I am assuming therefore, at the moment, it is only feasible to train very small models (~1000 training points, very small network architectures). Is this a correct assumption?

Does anyone have any suggestions about how to improve the time it takes to train a model (the value I should use for shots, max amount of data, max network size, etc). Is it worth sacrificing using validation data (I do not mean not using test data) in your training loop to reduce time training time? Should I view this as a transfer learning-esque problem, where I train a network classically, then add a very small quantum circuit to the end, to take some pressure of the quantum network and hopefully reduce training time?

I am just curious to see how people are getting around what seems to be long network training times, even using ibmq_qasm_simulator.

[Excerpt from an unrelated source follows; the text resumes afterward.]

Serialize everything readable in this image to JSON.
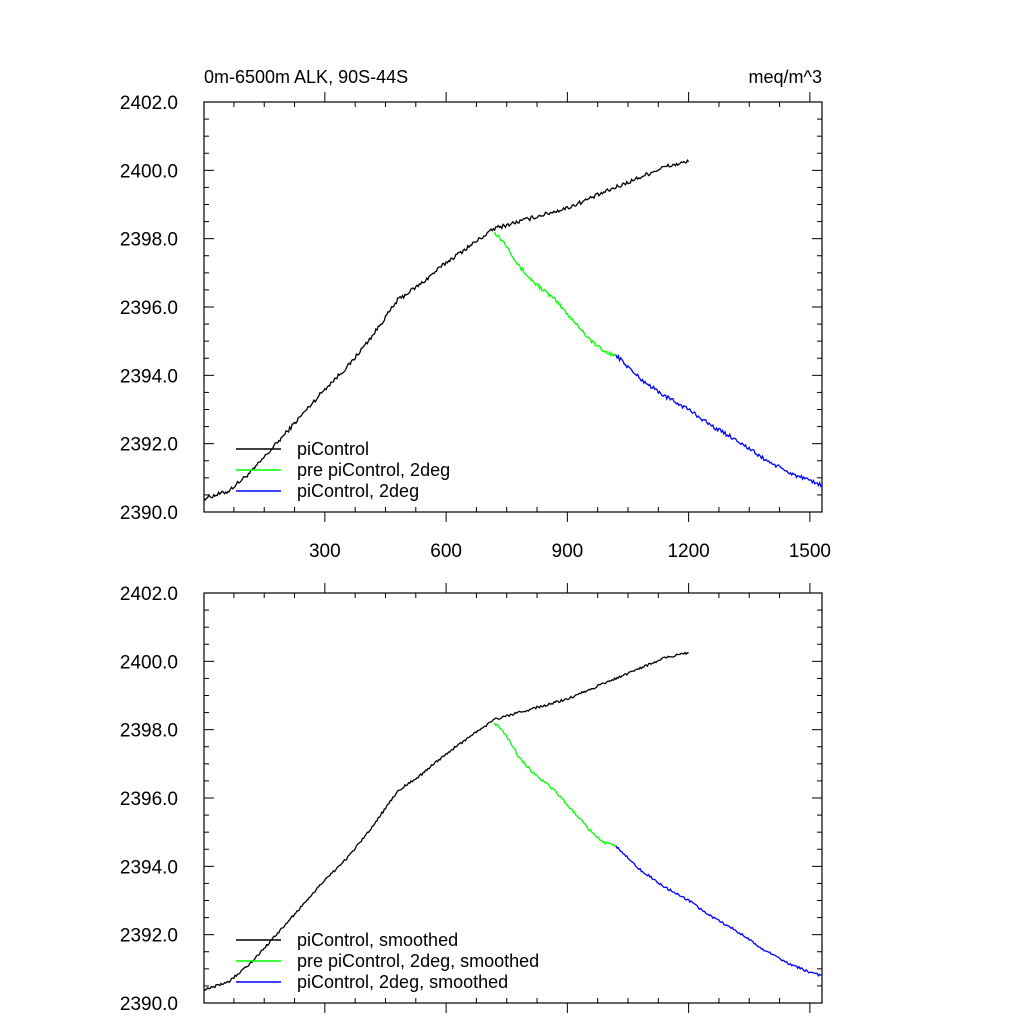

Thanks! I’m forward to using the package more.

EDIT:
To be more specific, I have a variational quantum classifier with 2 quibits and 3 layers. I tried training for only 1 epoch, on just 1 piece of data. In this example, it sent ibmq_qasm_simulator around 36 jobs and took around 230 seconds. This is just for the optimisation step as well. Is this the sort of numbers I should be expecting to see? Is there a way, by hand, I can calculate how many jobs it will send?

Hi @andrew,

Thank you for your questions and welcome to the Xanadu discussion forum.

Please find below some recommendations that you may find useful:

  • Train on a simulator locally, not a cloud simulator.

  • Use IBM hardware that supports reservations rather than a queuing system (not sure if this is publicly available to everyone)

  • If you can’t reserve, choose a device that’s got an empty queue - sounds obvious but it really helps.

  • The number of shots does noticeably change the training time, using 1000 shots may be a reasonable trade-off between accuracy and speed.

  • Definitely validation can slow things down on each step - especially if it’s over a big validation set.

I hope this general recommendations help. Please, do not hesitate to get back to us if you have further questions.

Xanadu team.

Thank you very much for the response! I am glad to know that the numbers I am getting during aren’t out of the ordinary. My aim will be then to use a small network, that uses small amounts of test data (<1000 points.) I will take into account all of your advice, thank you.

Is there an intuitive explanation as to why 1 datapoint, during training, results in >30 jobs on the IBM machine? Is it just that optimisation for each point is a process that requires a lot of calculations?

Hi @andrew,

If you are doing optimization (even for one data point), PennyLane will compute the gradient with respect to all relevant model parameters. So the number of jobs scales with the number of parameters, not just the number of datapoints :+1:

Hello Nathan, thanks for the reply. Sorry, I think I may be missing something. If I have a network with 2 qubits and three layers, including a bias value, would I not have 7 trainable parameters, therefore only 7 jobs per point?

Hi @andrew,

The default scaling for N variable parameters is something like 2 * N + 1 (2 * N for the gradient computation via the parameter-shift rule, and the 1 represents a single evaluation to compute the cost function).

This is a rough estimate though, if you wanted a more detailed resource count, you’d have to share the explicit code you used

Thank you! I think I misinterpreted for a moment what was meant by trainable parameters - sorry. Each gate has three trainable parameters, so 2*N+1 makes sense to me now.